Num momento em que uma nova encíclica acaba de ser publicada, sob algumas críticas de que trai um certo indiferentismo religioso, na linha de uma religião que se afastaria de Cristo, recolho os remos porque estas são águas cuja carta náutica desconheço.
Convivi com pessoas que prenunciavam o fim dos tempos. Já morreram. Não viveram o Apocalipse de João, senão o apocalipse nosso de um dia qualquer. Em meio a divisões, a reações que atribuo, sem qualquer hesitação, ao príncipe das trevas, fico triste por alguns instantes, mas apenas por alguns instantes. O curativo vem Dele: “e eis que eu estou convosco todos os dias, até a consumação dos séculos”. Nada há a temer, nem mesmo por sua Igreja, por mais que a apostasia geral tenha sido profetizada por João, em Patmos.

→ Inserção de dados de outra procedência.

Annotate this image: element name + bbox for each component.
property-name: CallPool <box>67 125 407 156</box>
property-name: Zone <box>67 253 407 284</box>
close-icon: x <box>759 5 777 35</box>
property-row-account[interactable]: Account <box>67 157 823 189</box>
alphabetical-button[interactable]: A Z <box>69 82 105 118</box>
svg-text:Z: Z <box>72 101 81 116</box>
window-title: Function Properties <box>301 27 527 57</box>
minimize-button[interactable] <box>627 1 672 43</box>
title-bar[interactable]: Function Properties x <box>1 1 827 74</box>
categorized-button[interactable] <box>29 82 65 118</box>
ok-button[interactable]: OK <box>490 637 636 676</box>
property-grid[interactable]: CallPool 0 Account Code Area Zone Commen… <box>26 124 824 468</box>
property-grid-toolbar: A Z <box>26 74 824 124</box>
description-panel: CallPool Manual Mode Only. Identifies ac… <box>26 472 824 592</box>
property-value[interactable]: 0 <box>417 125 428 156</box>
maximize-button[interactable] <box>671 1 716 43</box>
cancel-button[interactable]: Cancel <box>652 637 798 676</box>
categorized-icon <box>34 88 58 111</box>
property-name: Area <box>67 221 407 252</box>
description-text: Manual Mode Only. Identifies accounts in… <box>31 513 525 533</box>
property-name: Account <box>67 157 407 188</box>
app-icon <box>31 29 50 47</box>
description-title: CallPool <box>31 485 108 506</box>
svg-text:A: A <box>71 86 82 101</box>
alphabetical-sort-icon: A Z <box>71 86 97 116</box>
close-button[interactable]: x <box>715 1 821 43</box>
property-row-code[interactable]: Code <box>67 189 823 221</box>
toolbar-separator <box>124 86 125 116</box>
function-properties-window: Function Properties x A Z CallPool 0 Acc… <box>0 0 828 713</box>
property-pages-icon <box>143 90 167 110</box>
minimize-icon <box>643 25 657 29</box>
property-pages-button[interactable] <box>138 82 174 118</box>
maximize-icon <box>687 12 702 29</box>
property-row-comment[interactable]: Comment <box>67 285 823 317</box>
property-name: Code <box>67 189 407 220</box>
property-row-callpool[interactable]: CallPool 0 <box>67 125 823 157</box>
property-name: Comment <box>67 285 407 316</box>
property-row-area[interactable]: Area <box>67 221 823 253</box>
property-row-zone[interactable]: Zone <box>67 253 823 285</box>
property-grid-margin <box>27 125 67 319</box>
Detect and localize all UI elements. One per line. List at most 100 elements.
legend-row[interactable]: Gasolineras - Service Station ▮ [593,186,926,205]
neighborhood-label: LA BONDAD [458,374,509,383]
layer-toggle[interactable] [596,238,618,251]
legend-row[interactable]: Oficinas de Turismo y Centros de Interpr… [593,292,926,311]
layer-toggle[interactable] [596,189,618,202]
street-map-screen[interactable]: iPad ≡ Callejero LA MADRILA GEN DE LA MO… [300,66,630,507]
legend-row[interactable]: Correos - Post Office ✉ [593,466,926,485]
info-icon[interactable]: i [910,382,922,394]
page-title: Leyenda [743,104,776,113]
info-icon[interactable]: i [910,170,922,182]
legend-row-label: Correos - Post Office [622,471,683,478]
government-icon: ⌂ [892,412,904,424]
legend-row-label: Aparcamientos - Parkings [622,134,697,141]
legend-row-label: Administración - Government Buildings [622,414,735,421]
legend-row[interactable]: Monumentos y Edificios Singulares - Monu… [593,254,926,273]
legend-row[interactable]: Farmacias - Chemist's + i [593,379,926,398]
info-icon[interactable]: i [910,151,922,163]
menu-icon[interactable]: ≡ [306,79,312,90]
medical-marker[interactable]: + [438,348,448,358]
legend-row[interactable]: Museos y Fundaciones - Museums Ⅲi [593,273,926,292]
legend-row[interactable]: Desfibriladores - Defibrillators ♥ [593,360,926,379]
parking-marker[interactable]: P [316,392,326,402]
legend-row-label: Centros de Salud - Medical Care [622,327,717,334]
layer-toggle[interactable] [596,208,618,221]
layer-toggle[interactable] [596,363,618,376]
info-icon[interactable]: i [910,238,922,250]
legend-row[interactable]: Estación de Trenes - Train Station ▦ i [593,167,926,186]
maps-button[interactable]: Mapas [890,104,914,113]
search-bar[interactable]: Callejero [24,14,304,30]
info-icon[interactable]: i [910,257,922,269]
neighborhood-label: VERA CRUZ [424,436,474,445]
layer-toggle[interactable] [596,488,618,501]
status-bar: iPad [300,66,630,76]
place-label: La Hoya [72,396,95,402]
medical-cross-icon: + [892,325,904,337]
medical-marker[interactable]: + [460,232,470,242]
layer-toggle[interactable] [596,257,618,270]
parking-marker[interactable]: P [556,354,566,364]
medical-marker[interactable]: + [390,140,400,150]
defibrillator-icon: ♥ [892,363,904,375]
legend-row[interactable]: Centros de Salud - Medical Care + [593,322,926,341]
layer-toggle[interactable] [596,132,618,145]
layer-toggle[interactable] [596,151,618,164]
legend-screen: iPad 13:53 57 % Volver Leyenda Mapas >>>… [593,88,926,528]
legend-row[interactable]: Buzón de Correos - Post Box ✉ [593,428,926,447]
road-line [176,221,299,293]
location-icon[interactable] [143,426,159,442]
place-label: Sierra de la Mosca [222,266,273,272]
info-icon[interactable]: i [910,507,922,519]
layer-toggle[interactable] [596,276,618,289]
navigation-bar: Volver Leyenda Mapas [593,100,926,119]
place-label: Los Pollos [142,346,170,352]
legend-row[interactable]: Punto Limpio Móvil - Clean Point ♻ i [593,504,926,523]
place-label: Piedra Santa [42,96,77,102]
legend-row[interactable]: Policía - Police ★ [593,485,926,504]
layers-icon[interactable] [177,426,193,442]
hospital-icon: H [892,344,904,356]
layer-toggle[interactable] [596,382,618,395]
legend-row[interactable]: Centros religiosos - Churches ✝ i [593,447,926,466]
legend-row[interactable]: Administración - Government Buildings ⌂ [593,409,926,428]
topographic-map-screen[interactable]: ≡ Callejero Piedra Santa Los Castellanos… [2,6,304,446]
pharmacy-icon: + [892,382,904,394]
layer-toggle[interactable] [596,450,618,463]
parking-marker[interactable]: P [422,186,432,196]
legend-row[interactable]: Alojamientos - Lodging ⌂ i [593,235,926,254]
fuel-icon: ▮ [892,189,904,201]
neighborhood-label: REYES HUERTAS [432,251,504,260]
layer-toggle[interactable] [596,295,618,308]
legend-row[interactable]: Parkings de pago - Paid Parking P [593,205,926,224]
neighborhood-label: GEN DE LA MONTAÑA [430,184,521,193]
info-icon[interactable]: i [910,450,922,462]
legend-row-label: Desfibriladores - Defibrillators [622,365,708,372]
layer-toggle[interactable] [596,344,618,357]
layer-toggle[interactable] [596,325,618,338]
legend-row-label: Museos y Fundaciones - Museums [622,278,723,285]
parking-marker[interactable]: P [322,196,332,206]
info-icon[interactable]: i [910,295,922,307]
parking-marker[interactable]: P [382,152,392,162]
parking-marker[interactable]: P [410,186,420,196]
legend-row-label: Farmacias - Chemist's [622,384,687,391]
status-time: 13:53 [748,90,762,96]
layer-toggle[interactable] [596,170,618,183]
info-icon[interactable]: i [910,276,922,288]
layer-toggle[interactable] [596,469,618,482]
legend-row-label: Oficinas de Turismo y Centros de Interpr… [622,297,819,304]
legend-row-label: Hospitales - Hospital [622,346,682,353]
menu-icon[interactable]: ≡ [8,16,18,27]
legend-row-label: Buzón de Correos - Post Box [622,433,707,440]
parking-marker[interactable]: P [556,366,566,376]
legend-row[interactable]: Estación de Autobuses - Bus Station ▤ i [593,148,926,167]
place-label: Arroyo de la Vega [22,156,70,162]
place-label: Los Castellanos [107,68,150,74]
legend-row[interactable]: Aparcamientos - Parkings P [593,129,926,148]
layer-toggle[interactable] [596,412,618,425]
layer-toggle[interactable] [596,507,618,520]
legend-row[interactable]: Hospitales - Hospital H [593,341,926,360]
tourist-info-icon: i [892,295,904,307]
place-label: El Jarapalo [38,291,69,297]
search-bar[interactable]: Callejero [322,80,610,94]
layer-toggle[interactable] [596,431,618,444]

Quando o mar encapela, se enche de procelas, recorramos a um timoneiro dos sete mares: “A verdadeira ameaça para a Igreja e, portanto, para o ministério de São Pedro, consiste na ditadura mundial de ideologias aparentemente humanistas. Contradizê-las constitui uma exclusão do consenso social básico (…) A sociedade moderna está no processo de formular um ‘credo anticristão’. E quem resiste a ele é castigado com a excomunhão social. O medo desse poder espiritual do Anticristo é, portanto, muito natural, e são realmente necessárias as orações de toda a Igreja para resistir a ele”. Bento XVI, o Papa Emérito, em sua biografia revisada, dá mostras de que ainda precisamos muito dele. Pelo menos, claro, se o tempo anda mesmo difícil.